Linguistic Phonetics
Focuses on analyzing and classifying sound systems within a language and the rules used for combining sounds with other sounds within a language.
Dialectology
Study of causes and characteristics of speech and sound differences of spoken languages.
E.g. dialects
Pragmatic Phonetics
Changes that occur as speakers adapt their speech to the perceived needs of listeners. E.g. adult – child talk
Phonetic Transcription
Using the IPA to transcribe speech of any given language
International Phonetic Association (IPA)
Linguistics
Phonology
Orthography
Phone
Any sound that can be produced by the human vocal tract or one of many possible sounds in a language.

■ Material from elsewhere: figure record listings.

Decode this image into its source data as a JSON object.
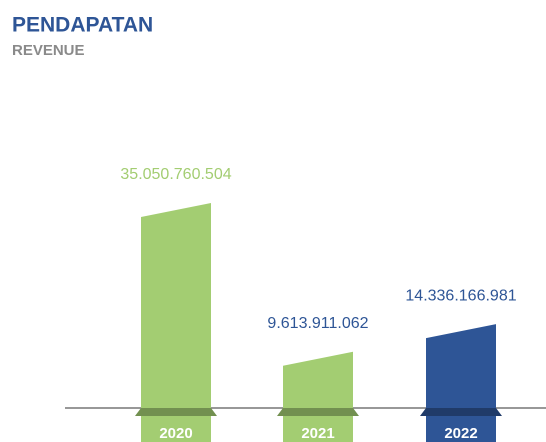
{
  "chart_data": {
    "type": "bar",
    "title": "PENDAPATAN",
    "subtitle": "REVENUE",
    "categories": [
      "2020",
      "2021",
      "2022"
    ],
    "values": [
      35050760504,
      9613911062,
      14336166981
    ],
    "value_labels": [
      "35.050.760.504",
      "9.613.911.062",
      "14.336.166.981"
    ],
    "colors": [
      "#a3cd72",
      "#a3cd72",
      "#2e5596"
    ],
    "value_label_colors": [
      "#a3cd72",
      "#2e5596",
      "#2e5596"
    ]
  }
}
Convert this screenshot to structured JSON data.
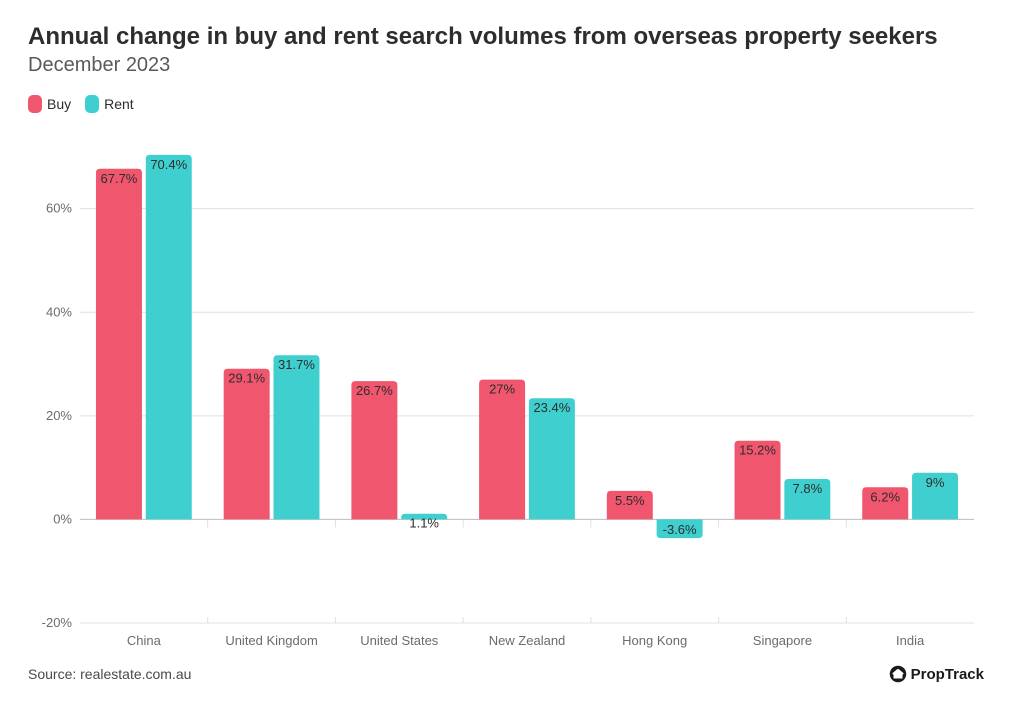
{
  "header": {
    "title": "Annual change in buy and rent search volumes from overseas property seekers",
    "subtitle": "December 2023"
  },
  "legend": {
    "items": [
      {
        "label": "Buy",
        "color": "#f0566e"
      },
      {
        "label": "Rent",
        "color": "#3fcfcf"
      }
    ]
  },
  "chart": {
    "type": "bar",
    "categories": [
      "China",
      "United Kingdom",
      "United States",
      "New Zealand",
      "Hong Kong",
      "Singapore",
      "India"
    ],
    "series": [
      {
        "name": "Buy",
        "color": "#f0566e",
        "values": [
          67.7,
          29.1,
          26.7,
          27.0,
          5.5,
          15.2,
          6.2
        ],
        "labels": [
          "67.7%",
          "29.1%",
          "26.7%",
          "27%",
          "5.5%",
          "15.2%",
          "6.2%"
        ]
      },
      {
        "name": "Rent",
        "color": "#3fcfcf",
        "values": [
          70.4,
          31.7,
          1.1,
          23.4,
          -3.6,
          7.8,
          9.0
        ],
        "labels": [
          "70.4%",
          "31.7%",
          "1.1%",
          "23.4%",
          "-3.6%",
          "7.8%",
          "9%"
        ]
      }
    ],
    "ylim": [
      -20,
      75
    ],
    "yticks": [
      -20,
      0,
      20,
      40,
      60
    ],
    "ytick_labels": [
      "-20%",
      "0%",
      "20%",
      "40%",
      "60%"
    ],
    "grid_color": "#e0e0e0",
    "baseline_color": "#bdbdbd",
    "background_color": "#ffffff",
    "bar_corner_radius": 4,
    "bar_width_ratio": 0.36,
    "group_gap_ratio": 0.03,
    "label_fontsize": 13,
    "axis_fontsize": 13,
    "title_fontsize": 24,
    "subtitle_fontsize": 20,
    "axis_font_color": "#6b6b6b",
    "label_font_color": "#2d2d2d"
  },
  "footer": {
    "source": "Source: realestate.com.au",
    "brand": "PropTrack"
  }
}
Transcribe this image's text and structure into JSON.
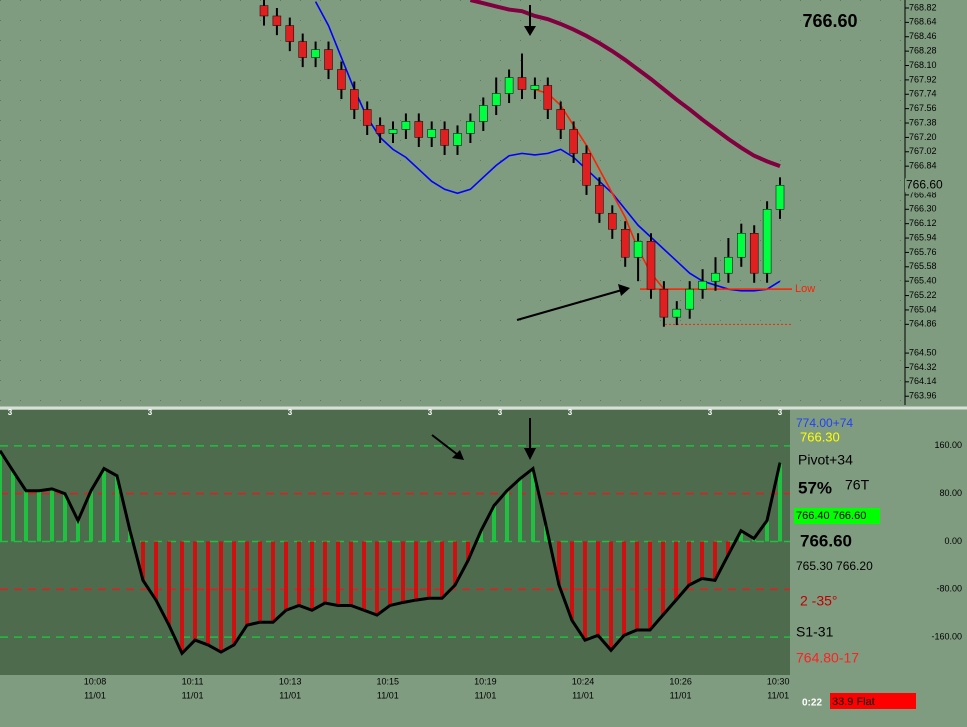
{
  "chart_data": [
    {
      "type": "candlestick",
      "ohlc": {
        "open": [
          768.85,
          768.72,
          768.6,
          768.4,
          768.2,
          768.3,
          768.05,
          767.8,
          767.55,
          767.35,
          767.25,
          767.3,
          767.4,
          767.2,
          767.3,
          767.1,
          767.25,
          767.4,
          767.6,
          767.75,
          767.95,
          767.8,
          767.85,
          767.55,
          767.3,
          767.0,
          766.6,
          766.25,
          766.05,
          765.7,
          765.9,
          765.3,
          764.95,
          765.05,
          765.3,
          765.4,
          765.5,
          765.7,
          766.0,
          765.5,
          766.3
        ],
        "high": [
          768.95,
          768.82,
          768.7,
          768.5,
          768.4,
          768.4,
          768.15,
          767.9,
          767.65,
          767.45,
          767.4,
          767.5,
          767.5,
          767.4,
          767.4,
          767.35,
          767.5,
          767.7,
          767.95,
          768.05,
          768.25,
          767.95,
          767.95,
          767.65,
          767.4,
          767.1,
          766.7,
          766.35,
          766.15,
          766.0,
          766.0,
          765.4,
          765.15,
          765.4,
          765.55,
          765.7,
          765.94,
          766.12,
          766.1,
          766.4,
          766.7
        ],
        "low": [
          768.6,
          768.48,
          768.28,
          768.08,
          768.08,
          767.93,
          767.68,
          767.43,
          767.23,
          767.13,
          767.13,
          767.18,
          767.08,
          767.08,
          766.98,
          766.98,
          767.13,
          767.28,
          767.48,
          767.63,
          767.68,
          767.68,
          767.43,
          767.18,
          766.88,
          766.48,
          766.13,
          765.93,
          765.58,
          765.4,
          765.18,
          764.83,
          764.85,
          764.93,
          765.18,
          765.28,
          765.38,
          765.58,
          765.38,
          765.38,
          766.18
        ],
        "close": [
          768.72,
          768.6,
          768.4,
          768.2,
          768.3,
          768.05,
          767.8,
          767.55,
          767.35,
          767.25,
          767.3,
          767.4,
          767.2,
          767.3,
          767.1,
          767.25,
          767.4,
          767.6,
          767.75,
          767.95,
          767.8,
          767.85,
          767.55,
          767.3,
          767.0,
          766.6,
          766.25,
          766.05,
          765.7,
          765.9,
          765.3,
          764.95,
          765.05,
          765.3,
          765.4,
          765.5,
          765.7,
          766.0,
          765.5,
          766.3,
          766.6
        ]
      },
      "up_color": "#00ff40",
      "down_color": "#e02020",
      "series": [
        {
          "color": "#0000ff",
          "values": [
            null,
            null,
            null,
            null,
            768.9,
            768.6,
            768.2,
            767.8,
            767.45,
            767.2,
            767.05,
            766.95,
            766.8,
            766.65,
            766.55,
            766.5,
            766.55,
            766.7,
            766.85,
            766.97,
            767.0,
            766.98,
            767.0,
            767.05,
            766.95,
            766.8,
            766.65,
            766.5,
            766.3,
            766.1,
            765.95,
            765.8,
            765.65,
            765.5,
            765.4,
            765.35,
            765.3,
            765.28,
            765.28,
            765.3,
            765.4
          ]
        },
        {
          "color": "#ff2000",
          "values": [
            null,
            null,
            null,
            null,
            null,
            null,
            null,
            null,
            null,
            null,
            null,
            null,
            null,
            null,
            null,
            null,
            null,
            null,
            null,
            null,
            null,
            767.8,
            767.75,
            767.6,
            767.35,
            767.1,
            766.8,
            766.5,
            766.2,
            765.8,
            765.5,
            765.3,
            null,
            null,
            null,
            null,
            null,
            null,
            null,
            null,
            null
          ]
        },
        {
          "color": "#800040",
          "values": [
            null,
            null,
            null,
            null,
            null,
            null,
            null,
            null,
            null,
            null,
            null,
            null,
            null,
            null,
            null,
            null,
            768.92,
            768.88,
            768.84,
            768.8,
            768.78,
            768.72,
            768.68,
            768.62,
            768.55,
            768.47,
            768.38,
            768.28,
            768.17,
            768.05,
            767.93,
            767.8,
            767.67,
            767.55,
            767.42,
            767.3,
            767.18,
            767.07,
            766.97,
            766.9,
            766.84
          ]
        }
      ],
      "ylim": [
        763.85,
        768.92
      ],
      "yticks": [
        {
          "value": 768.82,
          "label": "768.82"
        },
        {
          "value": 768.64,
          "label": "768.64"
        },
        {
          "value": 768.46,
          "label": "768.46"
        },
        {
          "value": 768.28,
          "label": "768.28"
        },
        {
          "value": 768.1,
          "label": "768.10"
        },
        {
          "value": 767.92,
          "label": "767.92"
        },
        {
          "value": 767.74,
          "label": "767.74"
        },
        {
          "value": 767.56,
          "label": "767.56"
        },
        {
          "value": 767.38,
          "label": "767.38"
        },
        {
          "value": 767.2,
          "label": "767.20"
        },
        {
          "value": 767.02,
          "label": "767.02"
        },
        {
          "value": 766.84,
          "label": "766.84"
        },
        {
          "value": 766.48,
          "label": "766.48"
        },
        {
          "value": 766.3,
          "label": "766.30"
        },
        {
          "value": 766.12,
          "label": "766.12"
        },
        {
          "value": 765.94,
          "label": "765.94"
        },
        {
          "value": 765.76,
          "label": "765.76"
        },
        {
          "value": 765.58,
          "label": "765.58"
        },
        {
          "value": 765.4,
          "label": "765.40"
        },
        {
          "value": 765.22,
          "label": "765.22"
        },
        {
          "value": 765.04,
          "label": "765.04"
        },
        {
          "value": 764.86,
          "label": "764.86"
        },
        {
          "value": 764.5,
          "label": "764.50"
        },
        {
          "value": 764.32,
          "label": "764.32"
        },
        {
          "value": 764.14,
          "label": "764.14"
        },
        {
          "value": 763.96,
          "label": "763.96"
        }
      ],
      "last_price": {
        "value": 766.6,
        "label": "766.60"
      },
      "title": "766.60",
      "low_line": {
        "value": 765.3,
        "label": "Low"
      },
      "low_dashed": 764.86
    },
    {
      "type": "oscillator",
      "values": [
        152,
        118,
        85,
        85,
        88,
        80,
        35,
        85,
        122,
        110,
        18,
        -65,
        -98,
        -140,
        -187,
        -165,
        -173,
        -185,
        -173,
        -140,
        -135,
        -135,
        -115,
        -107,
        -115,
        -103,
        -107,
        -107,
        -115,
        -123,
        -107,
        -102,
        -98,
        -95,
        -95,
        -73,
        -32,
        18,
        60,
        85,
        105,
        122,
        27,
        -73,
        -132,
        -165,
        -157,
        -182,
        -157,
        -148,
        -148,
        -123,
        -98,
        -73,
        -62,
        -65,
        -23,
        18,
        5,
        35,
        132
      ],
      "pos_color": "#20c040",
      "neg_color": "#d01010",
      "line_color": "#000000",
      "ylim": [
        -223.33,
        220
      ],
      "yticks": [
        {
          "value": 160,
          "label": "160.00"
        },
        {
          "value": 80,
          "label": "80.00"
        },
        {
          "value": 0,
          "label": "0.00"
        },
        {
          "value": -80,
          "label": "-80.00"
        },
        {
          "value": -160,
          "label": "-160.00"
        }
      ],
      "grid_colors": [
        "#20c040",
        "#e02020",
        "#20c040",
        "#e02020",
        "#20c040"
      ],
      "top_markers": [
        "3",
        "3",
        "3",
        "3",
        "3",
        "3",
        "3",
        "3"
      ],
      "xlabels": [
        {
          "time": "10:08",
          "date": "11/01"
        },
        {
          "time": "10:11",
          "date": "11/01"
        },
        {
          "time": "10:13",
          "date": "11/01"
        },
        {
          "time": "10:15",
          "date": "11/01"
        },
        {
          "time": "10:19",
          "date": "11/01"
        },
        {
          "time": "10:24",
          "date": "11/01"
        },
        {
          "time": "10:26",
          "date": "11/01"
        },
        {
          "time": "10:30",
          "date": "11/01"
        }
      ]
    }
  ],
  "side_labels": [
    {
      "text": "774.00+74",
      "color": "#2040ff"
    },
    {
      "text": "766.30",
      "color": "#ffff00"
    },
    {
      "text": "Pivot+34",
      "color": "#000000"
    },
    {
      "text": "57%",
      "color": "#000000"
    },
    {
      "text": "76T",
      "color": "#000000"
    },
    {
      "text": "766.40 766.60",
      "color": "#000000"
    },
    {
      "text": "766.60",
      "color": "#000000"
    },
    {
      "text": "765.30 766.20",
      "color": "#000000"
    },
    {
      "text": "2  -35°",
      "color": "#c00000"
    },
    {
      "text": "S1-31",
      "color": "#000000"
    },
    {
      "text": "764.80-17",
      "color": "#ff2020"
    }
  ],
  "status": {
    "time": "0:22",
    "state": "33.9 Flat"
  }
}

–Examples: clicks, raspberries, a baby cooing, the [d] in “dot”
Phoneme
Speech sound in a particular language or smallest contrastive unit in a language to establish word meanings and distinguish between them. (See Week 1 Bb comparing/contrasting phone vs. phoneme)
–Examples: the phoneme /d/ distinguishes between “bea” “bead” , the /t/ & /m/ in “hat” and “ham”.
Allophone
Aa variant of a phoneme; variations of phonemes used by different speakers in various phonetic contexts, however the meaning of the word is not changed.
–e.g. /t/ in the word “let” vs. “letter”
–e.g. the /p/ in pin vs. hop vs. pop
–/ӕ/ in man vs bat
Morph
General term for unit of meaning
Morpheme
Smallest meaningful unit in grammar of language
Free morpheme
Stand alone units of meaning (think root words).
e.g “cat”
Bound Morphemes
Must be connected to a Free morpheme to have meaning (prefixes and suffixes)
e.g. the /s/ must be connected to a free morpheme such as “cat” to be “cats”
Allomorph
Variation of a morpheme.
For example, 3 allomorphs of the plural phoneme: cats, dogs, horses.
How are they pronounced vs. how are they spelled?